Berkeley Political Review, December 28, 2011
On October 20, 2011, the California Air Resources Board unanimously agreed to adopt a cap-and-trade measure as part of AB 32, the Global Warming Solutions Act. This statewide cap-and-trade initiative acts as the centerpiece for this bill, originally passed under Governor Schwarzenegger in 2006 in an effort to reduce statewide pollution and contributions to climate change.
AB 32 as a whole aims to reduce greenhouse gas emissions to 1990 levels by 2020 through a number of environmental regulations. Environmental groups hope that cap-and-trade will play a major part in reaching this goal by placing a cap on carbon emissions for the largest polluters starting in 2013. The Air Resources Board will then regulate the carbon market, allowing companies to buy or sell carbon credits based on their levels of emissions.
Thus, cap-and-trade offers a rewards system for businesses that reduce their emissions below the limit. In due course, this strategy aspires to introduce an effective restriction on emissions while still maintaining market-friendly dynamics.
Professor Christian Traeger, of the UC Berkeley Department of Agricultural and Resource Economics, believes that this measure needed to be implemented, based on its greater efficiency in handling abatement than most current regulations. This means that cap-and-trade arguably helps cut down on emissions for less money than a straight carbon tax program. However, even with strong support amongst progressives, there remain serious concerns about what kinds of impacts cap-and-trade may have on the economy. These fears emerged in 2010 with the big business-backed Proposition 23, which attempted to overturn AB 32. Even though this endeavor failed, the threat of economic instability and business backlash remains worrisome to some given that California faces chronic structural budget deficits.
One of the key fears is that cap-and-trade will lead to job losses. There is mounting concern that with too many environmental regulations, corporations will gradually lay off their workers to save profits. Economists also worry that jobs will “leak” to other states where regulations may not be as prevalent.

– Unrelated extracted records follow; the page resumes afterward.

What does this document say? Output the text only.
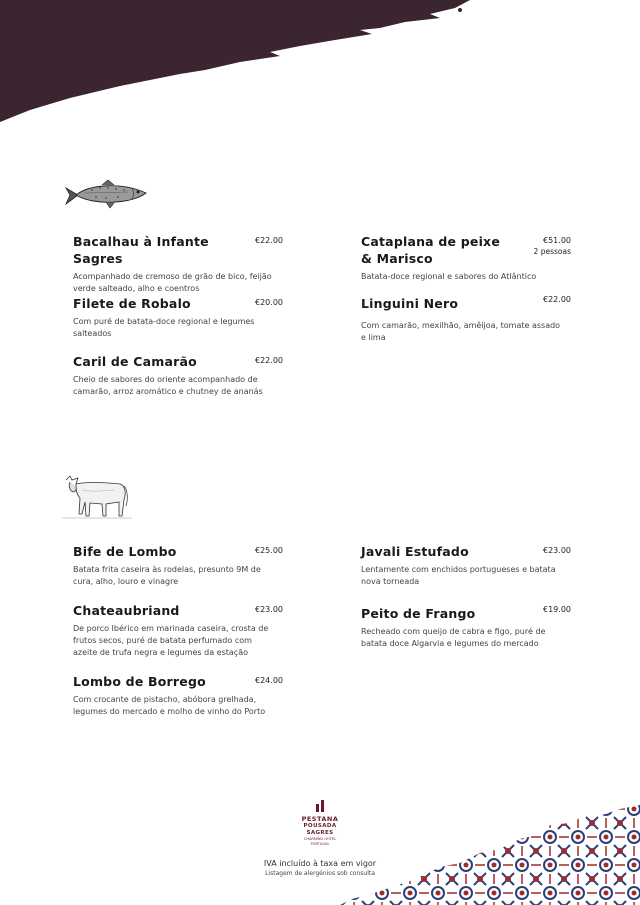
Bacalhau à Infante Sagres
€22.00
Acompanhado de cremoso de grão de bico, feijão verde salteado, alho e coentros
Filete de Robalo	€20.00
Com puré de batata-doce regional e legumes salteados
Caril de Camarão	€22.00
Cheio de sabores do oriente acompanhado de camarão, arroz aromático e chutney de ananás
Cataplana de peixe & Marisco
€51.00
2 pessoas
Batata-doce regional e sabores do Atlântico
Linguini Nero	€22.00
Com camarão, mexilhão, amêijoa, tomate assado e lima
Bife de Lombo	€25.00
Batata frita caseira às rodelas, presunto 9M de cura, alho, louro e vinagre
Chateaubriand	€23.00
De porco Ibérico em marinada caseira, crosta de frutos secos, puré de batata perfumado com azeite de trufa negra e legumes da estação
Lombo de Borrego	€24.00
Com crocante de pistacho, abóbora grelhada, legumes do mercado e molho de vinho do Porto
Javali Estufado	€23.00
Lentamente com enchidos portugueses e batata nova torneada
Peito de Frango	€19.00
Recheado com queijo de cabra e figo, puré de batata doce Algarvia e legumes do mercado
PESTANA
POUSADA
SAGRES
CHARMING HOTEL
PORTUGAL
IVA incluído à taxa em vigor
Listagem de alergénios sob consulta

A 2009 study conducted by Dr. Carol Zabin, the Director of Research at the UC Berkeley Labor Center, reveals some of the projected economic impacts of AB 32. The study, Addressing the Employment Impacts of AB 32, California’s Global Warming Solutions Act, acknowledges some of the job risks, estimating that about 3 million jobs in the California economy will be affected by the implementation of the new regulations on the heaviest emitters. However, it is also clear that these are heavily concentrated blue-collar jobs in manufacturing, construction, and energy industries. These workers have great ties to unions that can help support them in the shifting dynamics of these companies. Dr. Zabin indicates that retraining and adjustment to accommodate the transitions to lower emissions technology are crucial to protecting the jobs of these vulnerable people.
Another possibility for job protection or creation emerges in the burgeoning green technology industry. While employment at corporations affected by cap-and-trade may falter, new opportunities for green jobs will likely emerge. Dr. Zabin’s study highlights that green businesses, while still a small portion of California’s economy, are growing and hold a lot of potential for new job opportunities. She believes that AB 32 may help spur further growth in these areas. Overall, her study states that “job loss is predicted to be small or may not occur.”
Ultimately, only time will tell whether cap-and-trade will become a story of success or failure in California. However, if California manages to effectively implement this new environmental policy and starts making a real impact on greenhouse gas emissions, it may provide a model for the rest of the country and the world to adopt. After all, true progress in combating climate change can only be made at a global level.